„Trotzdem Ja zum Leben sagen“

24. Sonntag im Jahreskreis (Lesejahr B; Mk 8,27-35)

Was mich immer immer wieder umtreibt, ist die offensichtlich fehlende Glaubwürdigkeit unserer Botschaft für die Menschen unserer Tage. Natürlich ist es naheliegend auf die Ereignisse der vergangenen Tage wie das Bekannt-Werden des Berichts über sexuellen Missbrauch in der Kirche hinzuweisen und damit den dramatischen Vertrauensverlust zu erklären. Dass Menschen, die eigentlich zu Zeugen der Frohen Botschaft berufen worden sind, zu — man kann es nicht anders sagen — Verbrechern geworden sind, beschädigt selbstredend die Glaubwürdigkeit der Kirche — in den Augen nicht weniger ist sie vollständig zerstört. Trotzdem glaube ich, dass das Problem letztlich tiefer liegt. Für nicht wenige Menschen — so jedenfalls meine Erfahrung — mangelt es bereits unserer Botschaft an Glaubwürdigkeit. In gewissem Sinne müssen wir — so bin ich überzeugt — neu beginnen, neu erklären, worum es geht, und so zeigen, dass die Glaubwürdigkeit, das Großartige nicht in denen liegt, die zu Zeugen werden, sondern in der Botschaft selbst.
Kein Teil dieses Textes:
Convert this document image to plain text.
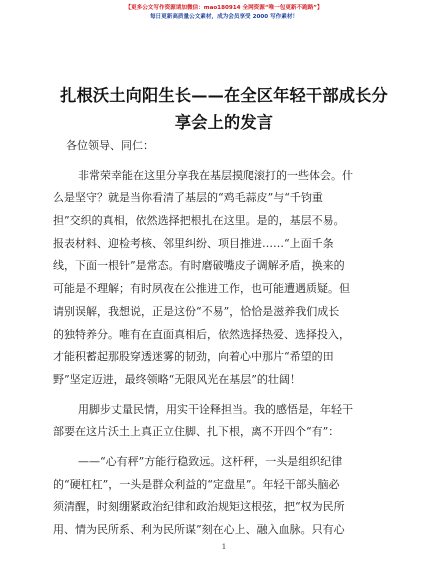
【更多公文写作资源请加微信：mao180914 全网资源“唯一包更新不跑路”】
每日更新高质量公文素材，成为会员享受 2000 写作素材！
扎根沃土向阳生长——在全区年轻干部成长分
享会上的发言
各位领导、同仁：
非常荣幸能在这里分享我在基层摸爬滚打的一些体会。什
么是坚守？就是当你看清了基层的“鸡毛蒜皮”与“千钧重
担”交织的真相，依然选择把根扎在这里。是的，基层不易。
报表材料、迎检考核、邻里纠纷、项目推进……“上面千条
线，下面一根针”是常态。有时磨破嘴皮子调解矛盾，换来的
可能是不理解；有时夙夜在公推进工作，也可能遭遇质疑。但
请别误解，我想说，正是这份“不易”，恰恰是滋养我们成长
的独特养分。唯有在直面真相后，依然选择热爱、选择投入，
才能积蓄起那股穿透迷雾的韧劲，向着心中那片“希望的田
野”坚定迈进，最终领略“无限风光在基层”的壮阔！
用脚步丈量民情，用实干诠释担当。我的感悟是，年轻干
部要在这片沃土上真正立住脚、扎下根，离不开四个“有”：
——“心有秤”方能行稳致远。这杆秤，一头是组织纪律
的“硬杠杠”，一头是群众利益的“定盘星”。年轻干部头脑必
须清醒，时刻绷紧政治纪律和政治规矩这根弦，把“权为民所
用、情为民所系、利为民所谋”刻在心上、融入血脉。只有心
1
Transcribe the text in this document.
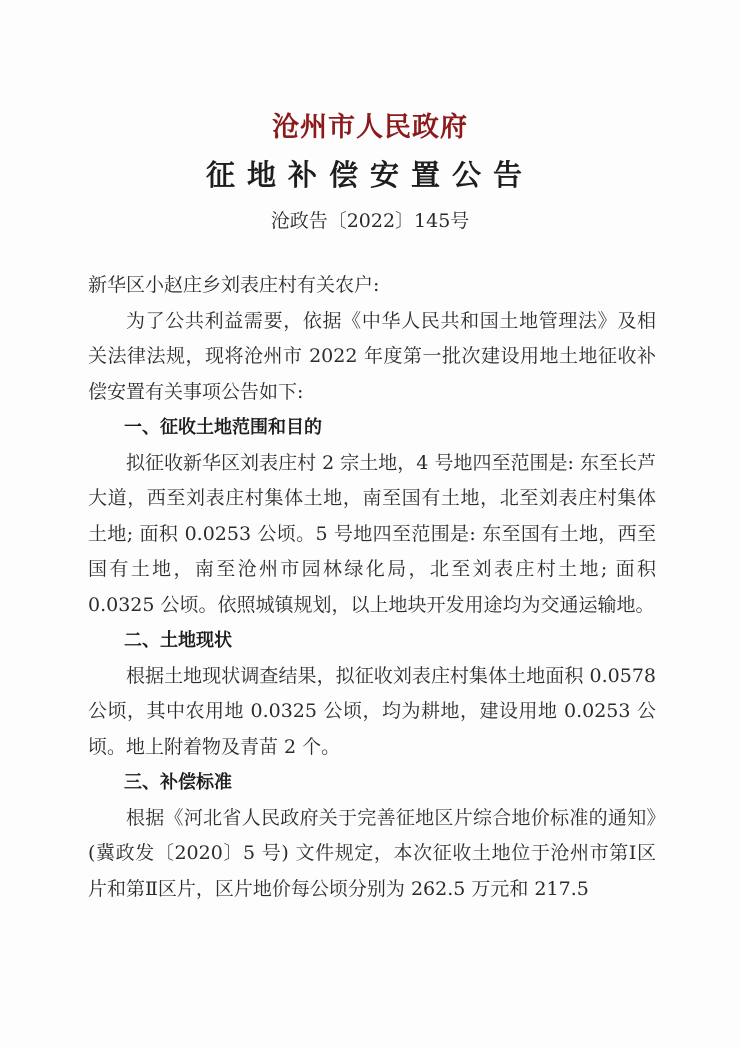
沧州市人民政府
征地补偿安置公告
沧政告〔2022〕145号

新华区小赵庄乡刘表庄村有关农户:

为了公共利益需要，依据《中华人民共和国土地管理法》及相关法律法规，现将沧州市 2022 年度第一批次建设用地土地征收补偿安置有关事项公告如下:

一、征收土地范围和目的

拟征收新华区刘表庄村 2 宗土地，4 号地四至范围是: 东至长芦大道，西至刘表庄村集体土地，南至国有土地，北至刘表庄村集体土地; 面积 0.0253 公顷。5 号地四至范围是: 东至国有土地，西至国有土地，南至沧州市园林绿化局，北至刘表庄村土地; 面积 0.0325 公顷。依照城镇规划，以上地块开发用途均为交通运输地。

二、土地现状

根据土地现状调查结果，拟征收刘表庄村集体土地面积 0.0578 公顷，其中农用地 0.0325 公顷，均为耕地，建设用地 0.0253 公顷。地上附着物及青苗 2 个。

三、补偿标准

根据《河北省人民政府关于完善征地区片综合地价标准的通知》(冀政发〔2020〕5 号) 文件规定，本次征收土地位于沧州市第Ⅰ区片和第Ⅱ区片，区片地价每公顷分别为 262.5 万元和 217.5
Ein Evangelium wie das heutige macht es uns da nicht leicht — oder vielleicht doch, weil es zumindest einen Teil der Schwierigkeiten, die wir haben, sichtbar macht. „Ich will kein Kreuz auf mich nehmen, das ist blödsinnige Verherrlichung von Leiden“ — so kann man wohl die gängige Meinung umschreiben. Wie lässt sich dieses Evangelium also als Frohe Botschaft, als Hoffnungsbotschaft für unsere Zeit deuten?

Petrus scheint begriffen zu haben, wer Jesus ist. Du bist der Messias, sagt er. Hinter diesem Wort verbargen sich damals ganz unterschiedliche Erlösungshoffnungen politischer und religiöser Art. Doch dass der Messias am Kreuz enden würde, das gehörte sicher nicht dazu — wie auch die Reaktion des Petrus verrät. Und dann verlangt Jesus auch noch, dass wir quasi mitmachen sollen, indem wir unser Kreuz auf uns nehmen. Wo soll da bitte schön der Sinn liegen? Ist das nicht doch Verherrlichung des Leidens?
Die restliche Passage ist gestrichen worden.